●;『言論統制』を読む(1)

●;佐藤卓己言論統制…情報官・鈴木庫三と教育の国防国家』(中公新書・436P・04刊)を読み耽った。一年ほど前に書評などでこの本の存在を知り買って置いたのだが、関心が横に横にとスライドするタイプなので、その後のなにやかやの襲来(!)で買った頃の気分動機を押し潰してしまい、この手の本は積まれたままになる。そういった本は枕元に山積みになり、ちょっとした力が加わると崩落しそうな小山になっている。そんな色とりどりのタイトルを眺めつつ、寝しなには眠気を誘うような本を引っ張り出すのが常なのだが、この時もそうだった。
●;ある晩、ページを開いたら引っ張り込まれた。名前だけ知っている人の著作が序章部分に批判的に引用されていた。「おや?」と思った。それは美作太郎という若々しい名前の(!)「日本評論」編集者で著作権について業界では知られた人である。西も東も判らず、道の歩き方を知らないミーハー出版小僧だった頃、美作氏にお目に掛かったことがある。「横浜事件」の被害者でもあることをボヤッと知っていて恐る恐る接した記憶がぼんやりとある(と、いつものように自己言及的になってしまうのだけれど)。

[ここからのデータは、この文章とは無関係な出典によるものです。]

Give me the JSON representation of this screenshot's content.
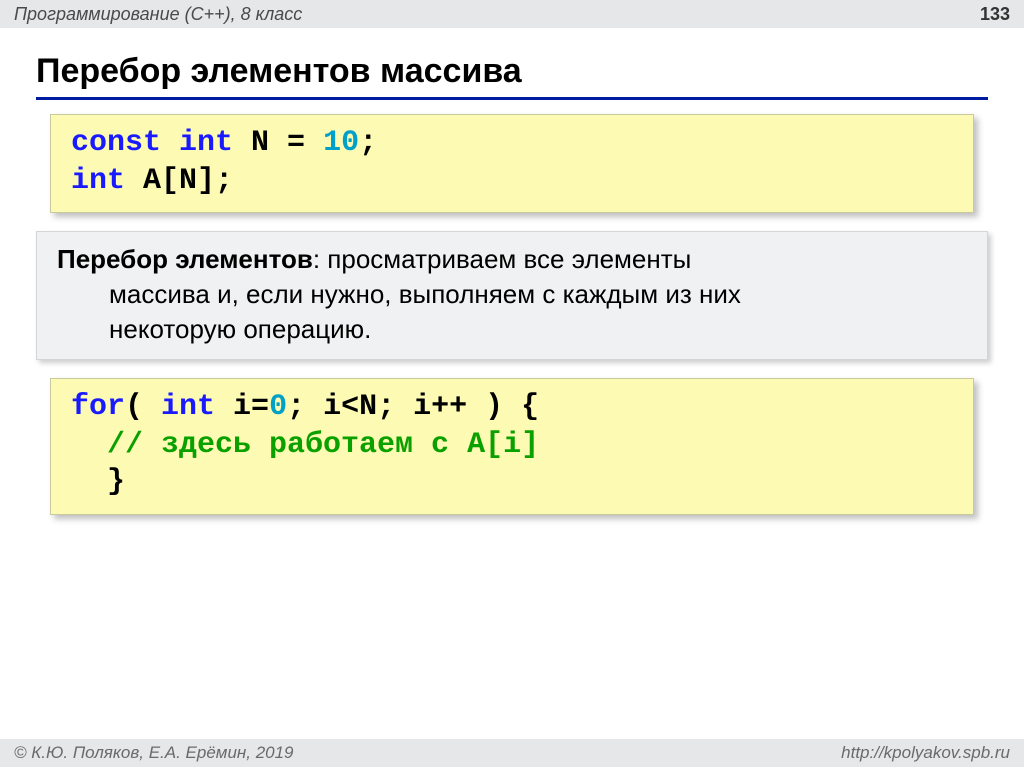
{
  "header": {
    "left": "Программирование (C++), 8 класс",
    "page": "133"
  },
  "title": "Перебор элементов массива",
  "code1": {
    "l1_kw1": "const",
    "l1_kw2": "int",
    "l1_pln1": " N = ",
    "l1_num": "10",
    "l1_pln2": ";",
    "l2_kw": "int",
    "l2_pln": " A[N];"
  },
  "definition": {
    "lead": "Перебор элементов",
    "rest_line1": ": просматриваем все элементы",
    "rest_line2": "массива и, если нужно, выполняем с каждым из них",
    "rest_line3": "некоторую операцию."
  },
  "code2": {
    "l1_kw1": "for",
    "l1_pln1": "( ",
    "l1_kw2": "int",
    "l1_pln2": " i=",
    "l1_num": "0",
    "l1_pln3": "; i<N; i++ ) {",
    "l2_cmt": "  // здесь работаем с A[i]",
    "l3_pln": "  }"
  },
  "footer": {
    "left": "© К.Ю. Поляков, Е.А. Ерёмин, 2019",
    "right": "http://kpolyakov.spb.ru"
  }
}
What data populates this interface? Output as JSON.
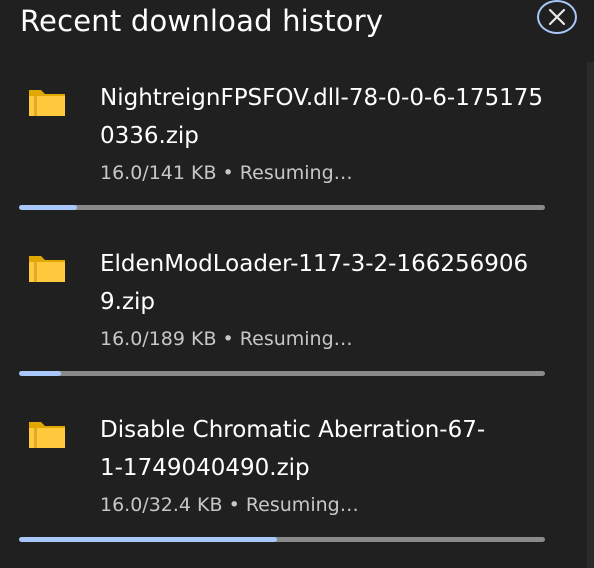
{
  "header": {
    "title": "Recent download history",
    "close_icon": "close-icon"
  },
  "colors": {
    "accent": "#a8c7fa",
    "background": "#202020",
    "track": "#8a8a8a"
  },
  "downloads": [
    {
      "name": "NightreignFPSFOV.dll-78-0-0-6-1751750336.zip",
      "status": "16.0/141 KB • Resuming…",
      "progress": 0.11,
      "icon": "folder-zip-icon"
    },
    {
      "name": "EldenModLoader-117-3-2-1662569069.zip",
      "status": "16.0/189 KB • Resuming…",
      "progress": 0.08,
      "icon": "folder-zip-icon"
    },
    {
      "name": "Disable Chromatic Aberration-67-1-1749040490.zip",
      "status": "16.0/32.4 KB • Resuming…",
      "progress": 0.49,
      "icon": "folder-zip-icon"
    }
  ]
}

●;(全く知らなかったのだが)陸軍の鈴木庫三少佐は「出版弾圧の悪代官」イメージでいろんな本に記述されている。美作氏らの『言論の敗北』(三一新書)では「小型ヒムラー」と記されている。鈴木少佐の「悪」イメージを伝えたのは畑中繁雄『日本ファシズムの言論弾圧抄史』(高文研)らしく、それをヒントに石川達三毎日新聞に「風にそよぐ葦」と題した連載小説(49年)を書く。松竹映画にもなる。岩波書店中央公論社講談社実業之日本社などの社史にもその悪代官は「事実」として記述され、いつのまにか「通説」となってしまっている、と著者は言う。
●;当時の「中央公論」編集長で「横浜事件」に括られた畑中繁雄氏が神奈川県警特高による拷問事件を告発するのは正しい。が「言論弾圧史」として捉えようとすると<ファシズムに対抗した知識人>という図式に乗り移る。このパラドックスを一種の転向とみえなくはない。戦後まもなく醸成されていた「戦後民主主義的の原理」に従ってしまう。ファシズムには似合う<象徴>が必要になり、こぞって標的になったのが鈴木糊三陸軍少佐であった。「坊主頭、カーキ色の軍服にサーベル剣を吊した長靴の厳めしく大声を放つ男」というのが、多くの戦後映画の中にも見受けられる。そんな日本軍人「像」は、ハリウッド映画にも伝搬されている。そして、<海軍=リベラル、陸軍=ファシスト>のイメージが形成され続けている。戦後〜今でも続く経営者層の「海軍贔屓意識形成史」にも繋がってくる。「非道かったのは陸軍〜」という「通説」が出来かかって「通念的イメージ」になってしまったのは、いつ頃からだろう、そんなことを考えさせられる。